婚約者を奪われ追放された魔女は皇帝の溺愛演技に翻弄されてます!

「わかったわ、じゃぁ、目を閉じて」
「なぜだ?」

 仮面に隠れてわかりにくいけど、少し眉根を寄せてるみたいだ。私が魔女だから、なにかされると警戒しているかもしれない。

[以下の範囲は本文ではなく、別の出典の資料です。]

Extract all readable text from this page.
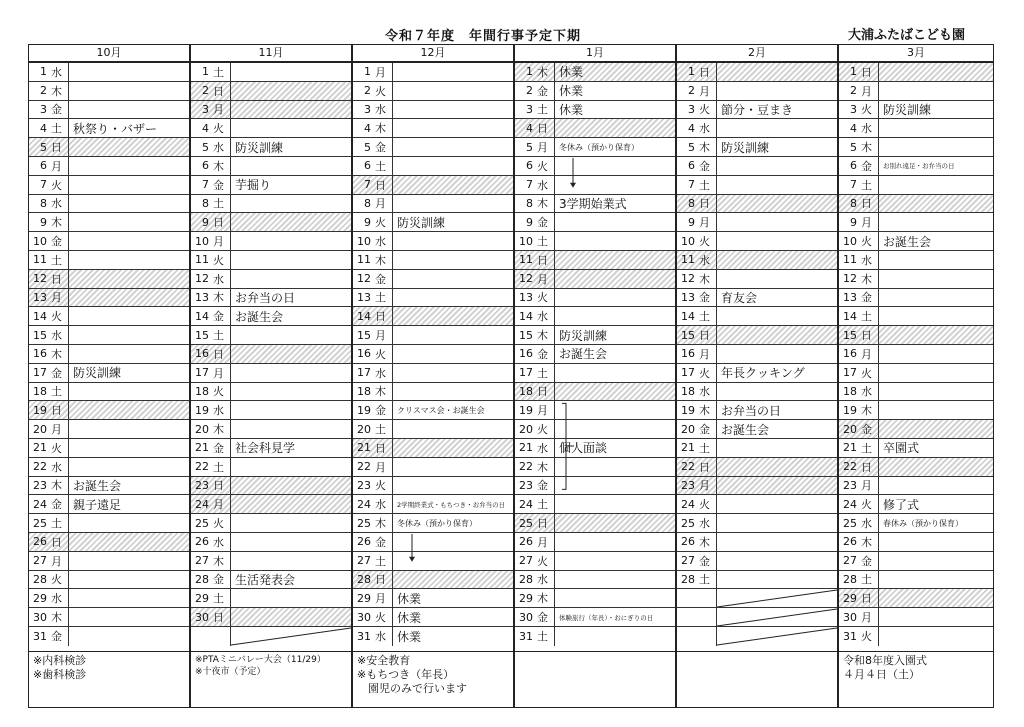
令和７年度　年間行事予定下期	大浦ふたばこども園
10月
1 水
2 木
3 金
4 土 秋祭り・バザー
5 日
6 月
7 火
8 水
9 木
10 金
11 土
12 日
13 月
14 火
15 水
16 木
17 金 防災訓練
18 土
19 日
20 月
21 火
22 水
23 木 お誕生会
24 金 親子遠足
25 土
26 日
27 月
28 火
29 水
30 木
31 金
※内科検診
※歯科検診
11月
1 土
2 日
3 月
4 火
5 水 防災訓練
6 木
7 金 芋掘り
8 土
9 日
10 月
11 火
12 水
13 木 お弁当の日
14 金 お誕生会
15 土
16 日
17 月
18 火
19 水
20 木
21 金 社会科見学
22 土
23 日
24 月
25 火
26 水
27 木
28 金 生活発表会
29 土
30 日
※PTAミニバレー大会（11/29）
※十夜市（予定）
12月
1 月
2 火
3 水
4 木
5 金
6 土
7 日
8 月
9 火 防災訓練
10 水
11 木
12 金
13 土
14 日
15 月
16 火
17 水
18 木
19 金	クリスマス会・お誕生会
20 土
21 日
22 月
23 火
24 水	2学期終業式・もちつき・お弁当の日
25 木	冬休み（預かり保育）
26 金
27 土
28 日
29 月 休業
30 火 休業
31 水 休業
※安全教育
※もちつき（年長）
　園児のみで行います
1月
1 木 休業
2 金 休業
3 土 休業
4 日
5 月	冬休み（預かり保育）
6 火
7 水
8 木 3学期始業式
9 金
10 土
11 日
12 月
13 火
14 水
15 木 防災訓練
16 金 お誕生会
17 土
18 日
19 月
20 火
21 水 個人面談
22 木
23 金
24 土
25 日
26 月
27 火
28 水
29 木
30 金	体験旅行（年長）・おにぎりの日
31 土
2月
1 日
2 月
3 火 節分・豆まき
4 水
5 木 防災訓練
6 金
7 土
8 日
9 月
10 火
11 水
12 木
13 金 育友会
14 土
15 日
16 月
17 火 年長クッキング
18 水
19 木 お弁当の日
20 金 お誕生会
21 土
22 日
23 月
24 火
25 水
26 木
27 金
28 土
3月
1 日
2 月
3 火 防災訓練
4 水
5 木
6 金	お別れ遠足・お弁当の日
7 土
8 日
9 月
10 火 お誕生会
11 水
12 木
13 金
14 土
15 日
16 月
17 火
18 水
19 木
20 金
21 土 卒園式
22 日
23 月
24 火 修了式
25 水	春休み（預かり保育）
26 木
27 金
28 土
29 日
30 月
31 火
令和8年度入園式
４月４日（土）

「気が散って作業が進まないから、目を閉じてほしいだけよ。なにもしないわ」
「そうか……それならセシルはこっちに座ってくれ」

 そう言ってレイはソファーの反対側へと私を促す。しかしそれでは体勢的に少々きついのだ。

「私は立ってる方が作業しやすいんだけど」
「それなら目は閉じない」
「は? なに子供みたいなこと言ってるの?」

 レイはまったく譲る気がないようで、早くソファーに座れとポンッと座面を叩く。視線がなくなれば作業も捗るかと、渋々ソファーに腰を下ろした。

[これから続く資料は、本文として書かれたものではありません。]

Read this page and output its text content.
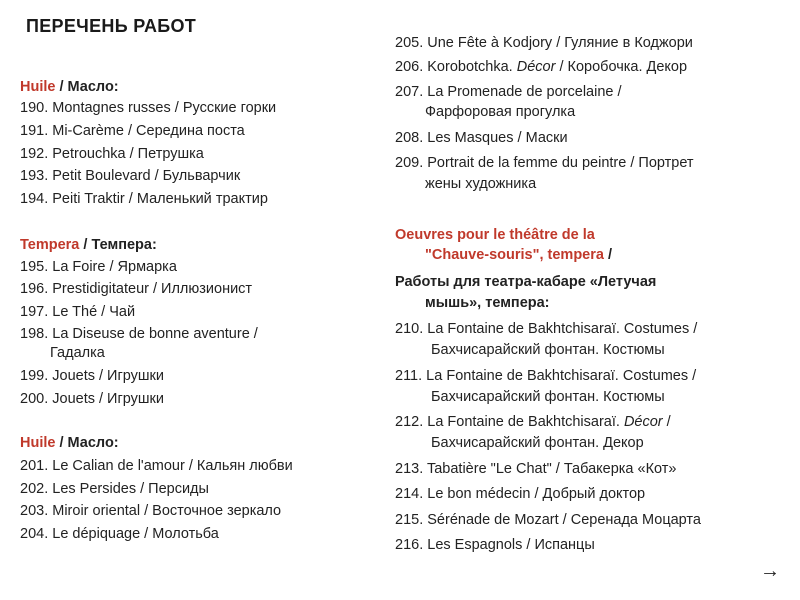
ПЕРЕЧЕНЬ РАБОТ
Huile / Масло:
190. Montagnes russes / Русские горки
191. Mi-Carème / Середина поста
192. Petrouchka / Петрушка
193. Petit Boulevard / Бульварчик
194. Peiti Traktir / Маленький трактир
Tempera / Темпера:
195. La Foire / Ярмарка
196. Prestidigitateur / Иллюзионист
197. Le Thé / Чай
198. La Diseuse de bonne aventure /
Гадалка
199. Jouets / Игрушки
200. Jouets / Игрушки
Huile / Масло:
201. Le Calian de l'amour / Кальян любви
202. Les Persides / Персиды
203. Miroir oriental / Восточное зеркало
204. Le dépiquage / Молотьба
205. Une Fête à Kodjory / Гуляние в Коджори
206. Korobotchka. Décor / Коробочка. Декор
207. La Promenade de porcelaine /
Фарфоровая прогулка
208. Les Masques / Маски
209. Portrait de la femme du peintre / Портрет
жены художника
Oeuvres pour le théâtre de la
"Chauve-souris", tempera /
Работы для театра-кабаре «Летучая
мышь», темпера:
210. La Fontaine de Bakhtchisaraï. Costumes /
Бахчисарайский фонтан. Костюмы
211. La Fontaine de Bakhtchisaraï. Costumes /
Бахчисарайский фонтан. Костюмы
212. La Fontaine de Bakhtchisaraï. Décor /
Бахчисарайский фонтан. Декор
213. Tabatière "Le Chat" / Табакерка «Кот»
214. Le bon médecin / Добрый доктор
215. Sérénade de Mozart / Серенада Моцарта
216. Les Espagnols / Испанцы
→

 私が座るや否やレイは横になり、なんと膝の上に頭を乗せた。

「んなっ! なにしてんのよっ!?」
「膝枕だ」
「だから、なんで私が膝枕なんてしなきゃいけないのよっ!!」

 なにをさも当然と言わんばかりの顔で言ってるんだ、この悪魔皇帝は。解呪するのに膝枕する必要がどこにあるというのだ。